Der 24-Jährigen gelang es demnach, zu entkommen, sich in einem Zimmer einzusperren und durch das Fenster zu retten. 

Beide Opfer bluteten massiv. Die 24-Jährige erlitt Schnittverletzungen im Gesicht sowie eine tiefen Schnitt in den Unterarm, der einen Muskel traf, dazu eine Arterie und einen wichtigen Nerv völlig durchtrennte. Bis heute ist sie nicht genesen. Ihr Unterarm ist nicht voll beweglich. Hinzu kommen die anhaltenden psychischen Folgen. 

"Alles war offen" 

Ähnlich schlimm ist die Situation der 43-Jährigen, wie sie vor dem Schwurgericht schilderte. Sie konnte unmittelbar nach dem Messerangriff ihre Hand nicht heben. Ein Unterarmknochen und eine Sehne lagen frei. Wörtlich meinte sie: „Alles war offen.“ Die Frau verlor bis zu eineinhalb Liter Blut. 

Mit einem Hubschrauber musste die heute 43-Jährige nach der Tag in eine Spezialklinik geflogen werden. Der Angeklagte hatte ihr mit einem Teppichmesser schwere Verletzungen zugefügt, die nie vollkommen ausheilen.

Nachbarn und Polizisten versuchten, die Blutungen notdürftig zu stillen, ehe das Opfer mit einem Rettungshubschrauber nach München geflogen wurde. Die Schwerverletzte hörte, wie jemand sagte, ins Klinikum Murnau hätte sie es „nicht geschafft“. Im Krankenhaus erfuhr sie, so erzählt sie, dass es ein Wunder sei, dass sie das Augenlicht nicht verloren habe. Denn sie hatte auch im Gesicht tiefverlaufende, senkrechte Schnitte – zwischen zehn und 20 Zentimeter lang. 

Die Narben zeichnen ihr Gesicht, werden wohl immer bleiben. 

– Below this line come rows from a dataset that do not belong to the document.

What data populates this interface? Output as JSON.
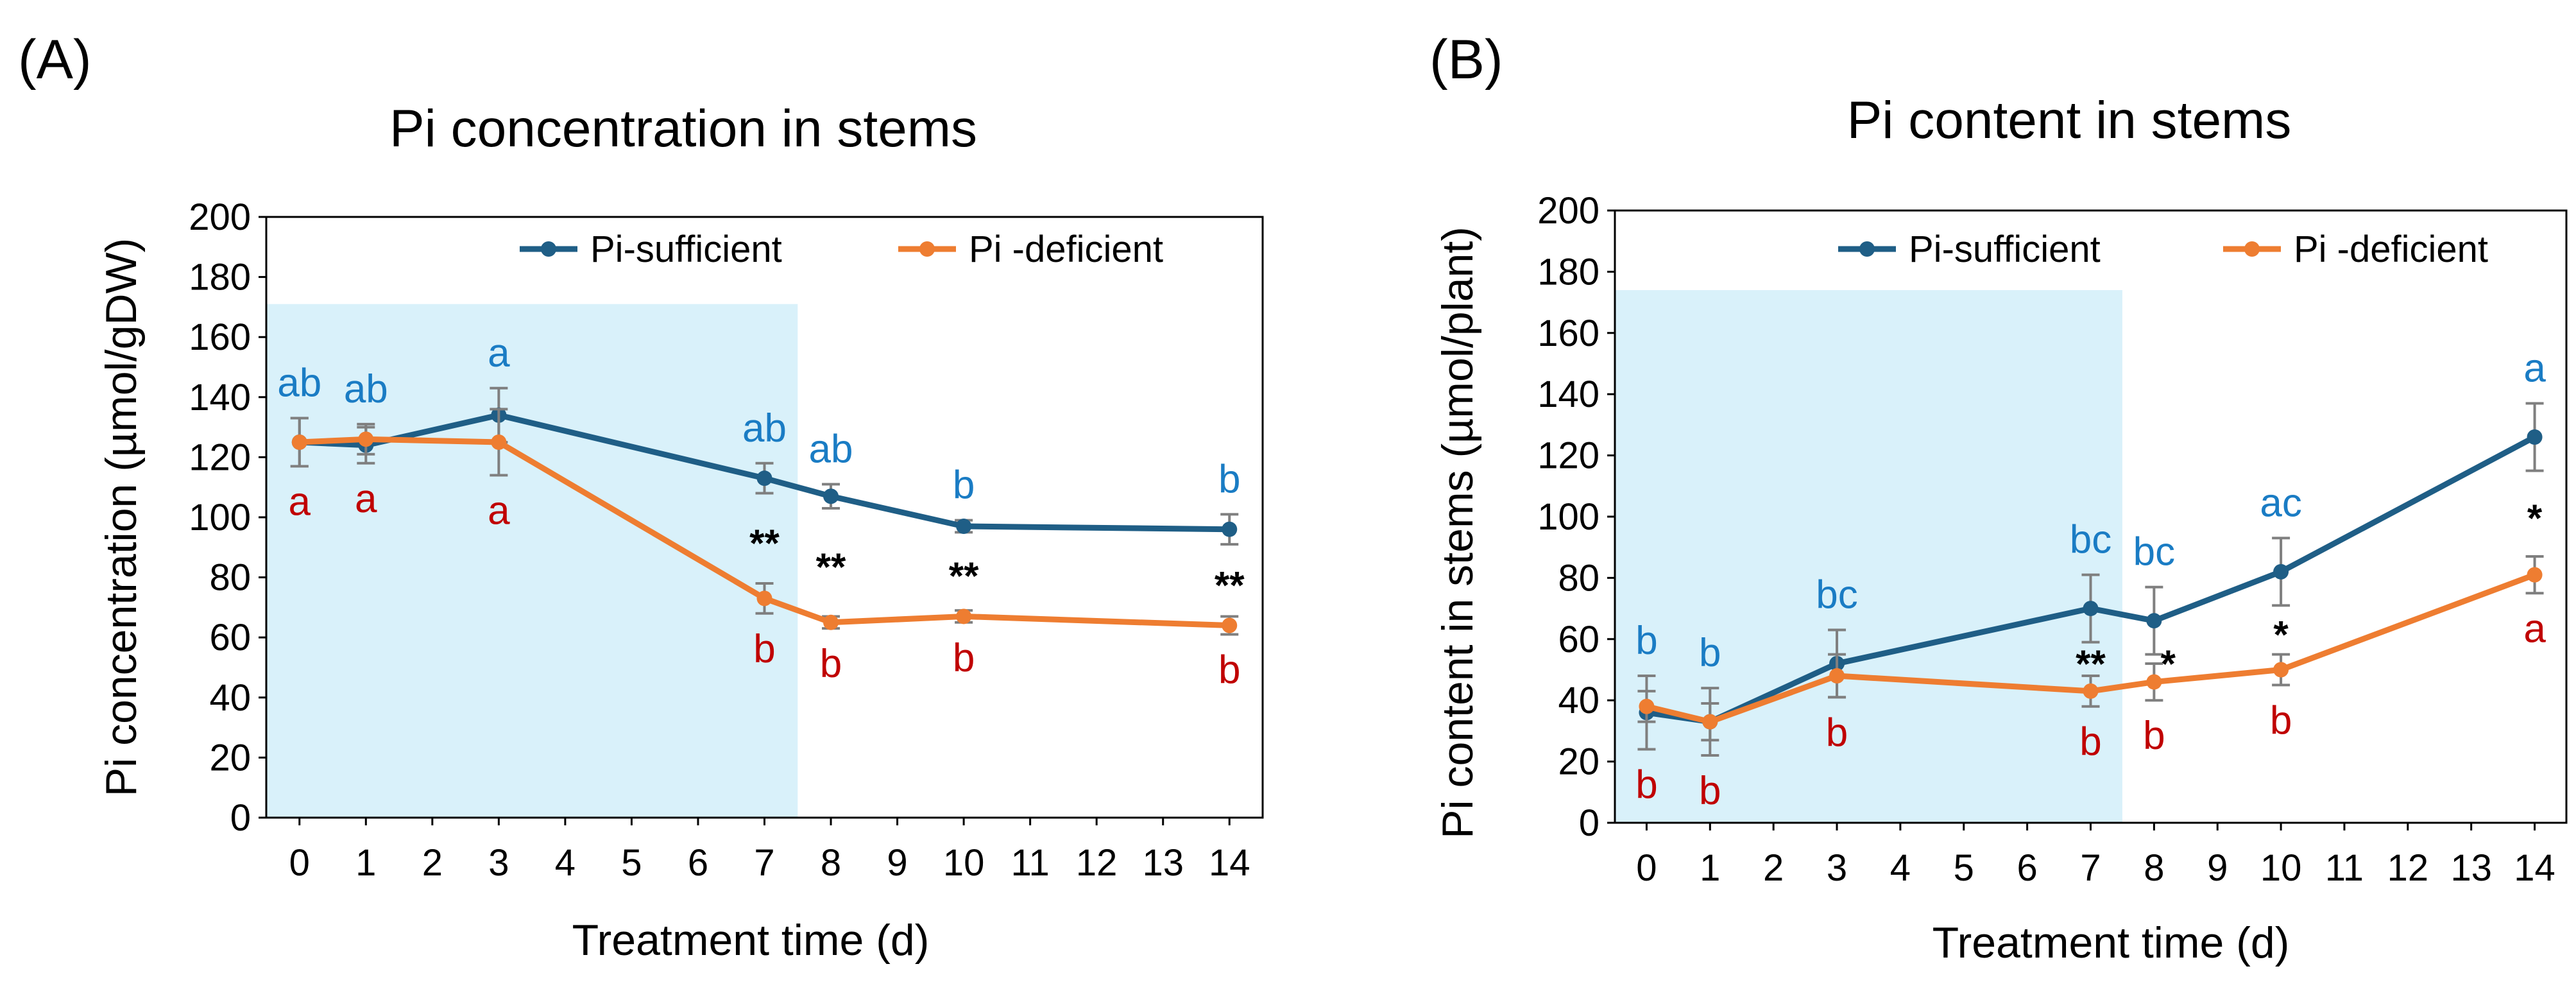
{
  "colors": {
    "sufficient": "#1F5E86",
    "deficient": "#EE7D31",
    "sufficient_letter": "#1A7CC4",
    "deficient_letter": "#C00000",
    "shade": "#D9F1FA",
    "axis": "#000000",
    "errorbar": "#7F7F7F",
    "text": "#000000"
  },
  "chart_data": [
    {
      "type": "line",
      "panel_label": "(A)",
      "title": "Pi concentration in stems",
      "xlabel": "Treatment time (d)",
      "ylabel": "Pi concentration (µmol/gDW)",
      "categories": [
        "0",
        "1",
        "2",
        "3",
        "4",
        "5",
        "6",
        "7",
        "8",
        "9",
        "10",
        "11",
        "12",
        "13",
        "14"
      ],
      "ylim": [
        0,
        200
      ],
      "yticks": [
        "0",
        "20",
        "40",
        "60",
        "80",
        "100",
        "120",
        "140",
        "160",
        "180",
        "200"
      ],
      "grid": false,
      "legend_position": "top",
      "shaded_range": {
        "x_from": -0.5,
        "x_to": 7.5,
        "y_top": 171
      },
      "series": [
        {
          "name": "Pi-sufficient",
          "key": "sufficient",
          "x": [
            0,
            1,
            3,
            7,
            8,
            10,
            14
          ],
          "values": [
            125,
            124,
            134,
            113,
            107,
            97,
            96
          ],
          "errors": [
            8,
            6,
            9,
            5,
            4,
            2,
            5
          ],
          "letters": [
            "ab",
            "ab",
            "a",
            "ab",
            "ab",
            "b",
            "b"
          ]
        },
        {
          "name": "Pi -deficient",
          "key": "deficient",
          "x": [
            0,
            1,
            3,
            7,
            8,
            10,
            14
          ],
          "values": [
            125,
            126,
            125,
            73,
            65,
            67,
            64
          ],
          "errors": [
            8,
            5,
            11,
            5,
            2,
            2,
            3
          ],
          "letters": [
            "a",
            "a",
            "a",
            "b",
            "b",
            "b",
            "b"
          ]
        }
      ],
      "annotations": [
        {
          "x": 7,
          "text": "**"
        },
        {
          "x": 8,
          "text": "**"
        },
        {
          "x": 10,
          "text": "**"
        },
        {
          "x": 14,
          "text": "**"
        }
      ]
    },
    {
      "type": "line",
      "panel_label": "(B)",
      "title": "Pi content in stems",
      "xlabel": "Treatment time (d)",
      "ylabel": "Pi content in stems (µmol/plant)",
      "categories": [
        "0",
        "1",
        "2",
        "3",
        "4",
        "5",
        "6",
        "7",
        "8",
        "9",
        "10",
        "11",
        "12",
        "13",
        "14"
      ],
      "ylim": [
        0,
        200
      ],
      "yticks": [
        "0",
        "20",
        "40",
        "60",
        "80",
        "100",
        "120",
        "140",
        "160",
        "180",
        "200"
      ],
      "grid": false,
      "legend_position": "top-right",
      "shaded_range": {
        "x_from": -0.5,
        "x_to": 7.5,
        "y_top": 174
      },
      "series": [
        {
          "name": "Pi-sufficient",
          "key": "sufficient",
          "x": [
            0,
            1,
            3,
            7,
            8,
            10,
            14
          ],
          "values": [
            36,
            33,
            52,
            70,
            66,
            82,
            126
          ],
          "errors": [
            12,
            11,
            11,
            11,
            11,
            11,
            11
          ],
          "letters": [
            "b",
            "b",
            "bc",
            "bc",
            "bc",
            "ac",
            "a"
          ]
        },
        {
          "name": "Pi -deficient",
          "key": "deficient",
          "x": [
            0,
            1,
            3,
            7,
            8,
            10,
            14
          ],
          "values": [
            38,
            33,
            48,
            43,
            46,
            50,
            81
          ],
          "errors": [
            5,
            6,
            7,
            5,
            6,
            5,
            6
          ],
          "letters": [
            "b",
            "b",
            "b",
            "b",
            "b",
            "b",
            "a"
          ]
        }
      ],
      "annotations": [
        {
          "x": 7,
          "text": "**"
        },
        {
          "x": 8,
          "text": "*"
        },
        {
          "x": 10,
          "text": "*"
        },
        {
          "x": 14,
          "text": "*"
        }
      ]
    }
  ]
}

Folgen des Angriffs werden immer bleiben

Eine Operation steht bevor. Teile der Haut sind taub. Der zerschnittene Arm – unter anderem wurden Blutgefäße und zwei Sehnen durchtrennt, das Handgelenk frei gelegt – ist wieder einigermaßen beweglich. 

Gefühlsstörungen und Schmerzen bei Kälte plagen die 43-Jährige bis dato. Eine Behinderung wird bleiben, prognostizieren die Ärzte. Hinzukommen Ängste, vor allem im Dunkeln, und Albträume. „Ich habe neben dem Bett einen Baseballschläger“, so die Zeugin. 

Wegen der psychischen Folgen ist sie nach wie vor in Behandlung. Ihren Arbeitsplatz in Waldkraiburg hat sie damals verloren. Bis auf weiteres ist sie krankgeschrieben. 

Täter soll gedroht haben, die Frau zu verunstalten

Auf Fragen berichtete die Nebenklägerin, der Angeklagte sei extrem eifersüchtig, habe mehrmals geäußert, sie werde „seine letzte Frau sein“. Sollte sie ihm untreu sein, werde er sie „umbringen“. Auch ihre Familie werde zu leiden haben.

Einmal habe er gedroht, er werde sie „verunstalten“, sollte sie fremdgehen. Die 43-Jährige betonte, sie versuche, „alles zu verdrängen, zu vergessen“. Früher habe man gemeinsame Pläne gehabt – die an seiner Eifersucht gescheitert seien: „Er war auf alles eifersüchtig – auf den Chef, auf Kollegen, auf die Untermieter.“ 

Seine Aggressionsattacken führte die von Opferanwältin Inge Bazelt aus Altötting begleitete Geschädigte auf übermäßigen Alkoholkonsum zurück. Sie habe ihn vom Alkohol abbringen wollen, habe an das Gute in ihm geglaubt. Nüchtern habe er stets versprochen, sich zu ändern. Der Ex-Freund auf der Anklagebank verfolgte die Aussage mit betroffener Miene. Fragen stellte er nicht.